Wer die Großstadt kennt, weiß um die sozialen Unterschiede. Noch heute sind sie überall sichtbar. Zu Zeiten Ossietzkys war das Gefälle noch um ein Vielfaches größer. Der Historiker Werner Boldt schreibt, er könne sich gut vorstellen, wie der junge Ossietzky vom Fenster aus die Kutschen des eleganten Bürgertums beobachte, unterwegs zum sonntäglichen Gottesdienst, während um ihn herum großes Elend herrsche.5 Seine Herkunft aus dem Kleinbürgertum prägt Ossietzky deutlich.

Carl von Ossietzky, etwa 1893, ca. 4-jährig
Carl von Ossietzky, etwa 1893, ca. 4-jährig (optimiert mit Remini AI).

Schulzeit und eigene Bildung

Der ehemalige Arbeitgeber seines 1891 verstorbenen Vaters ist der Jurist Max Predöhl, seit 1893 Senator und ab 1910 Hamburger Bürgermeister. Er fördert den jungen Carl so gut es geht. Durch ihn besucht Carl von 1896 bis 1904 die Rumbaumsche Schule, in der die Söhne des gehobenen mittleren Bürgertums auf ihre kaufmännischen Karrieren vorbereitet werden.

Carl von Ossietzky, etwa 1904, ca. 15-jährig
Carl von Ossietzky, etwa 1904, ca. 15-jährig (optimiert mit Remini AI).

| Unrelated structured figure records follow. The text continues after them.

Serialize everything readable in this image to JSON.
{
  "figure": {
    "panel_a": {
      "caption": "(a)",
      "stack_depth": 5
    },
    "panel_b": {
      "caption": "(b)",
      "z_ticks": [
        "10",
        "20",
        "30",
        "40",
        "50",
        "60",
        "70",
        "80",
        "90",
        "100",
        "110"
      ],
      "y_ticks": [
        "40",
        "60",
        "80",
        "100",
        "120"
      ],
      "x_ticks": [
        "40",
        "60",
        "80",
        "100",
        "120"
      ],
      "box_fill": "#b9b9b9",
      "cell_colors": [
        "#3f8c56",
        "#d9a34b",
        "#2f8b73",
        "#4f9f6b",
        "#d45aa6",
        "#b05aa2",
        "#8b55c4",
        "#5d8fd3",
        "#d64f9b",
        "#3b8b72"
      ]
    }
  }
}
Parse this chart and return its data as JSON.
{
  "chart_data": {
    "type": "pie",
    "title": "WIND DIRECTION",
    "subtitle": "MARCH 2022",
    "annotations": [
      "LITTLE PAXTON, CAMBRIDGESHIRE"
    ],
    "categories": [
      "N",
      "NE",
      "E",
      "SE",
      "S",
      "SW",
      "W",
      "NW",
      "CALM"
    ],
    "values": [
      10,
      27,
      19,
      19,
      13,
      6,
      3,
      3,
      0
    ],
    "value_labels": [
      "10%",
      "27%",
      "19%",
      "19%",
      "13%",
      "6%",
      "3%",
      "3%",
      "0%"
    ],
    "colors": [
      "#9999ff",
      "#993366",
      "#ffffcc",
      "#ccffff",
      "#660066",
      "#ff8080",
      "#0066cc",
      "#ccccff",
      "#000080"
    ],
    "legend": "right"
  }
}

Carl von Ossietzky ist hier jedoch fehl am Platz. Vor allem Mathematik bereitet ihm Probleme, aber auch Deutsch fällt ihm schwer. Seine Bildung erarbeitet sich Carl vielmehr durch selbständige Lektüre und Theaterbesuche. Die Prüfung für eine Beamtenlaufbahn besteht er nicht. Beim Amtsgericht findet Carl von Ossietzky 1907 schließlich eine Anstellung als Hilfsschreiber (ein einfacher Sachbearbeiter ohne Festanstellung).6

Arbeit und erste Artikel

Ab hier beginnt für Carl von Ossietzky eine Art Doppelleben: Tagsüber ist er im Beruf, mit viel Monotonie und wenig Geld, danach besucht er Vorträge und beteiligt sich an Diskussionen, zum Beispiel bei der Deutschen Friedensgesellschaft. Ihn interessieren sozialistische und demokratische Themen. Aufgrund guter Leistungen wird er 1910 ins Grundbuchamt versetzt.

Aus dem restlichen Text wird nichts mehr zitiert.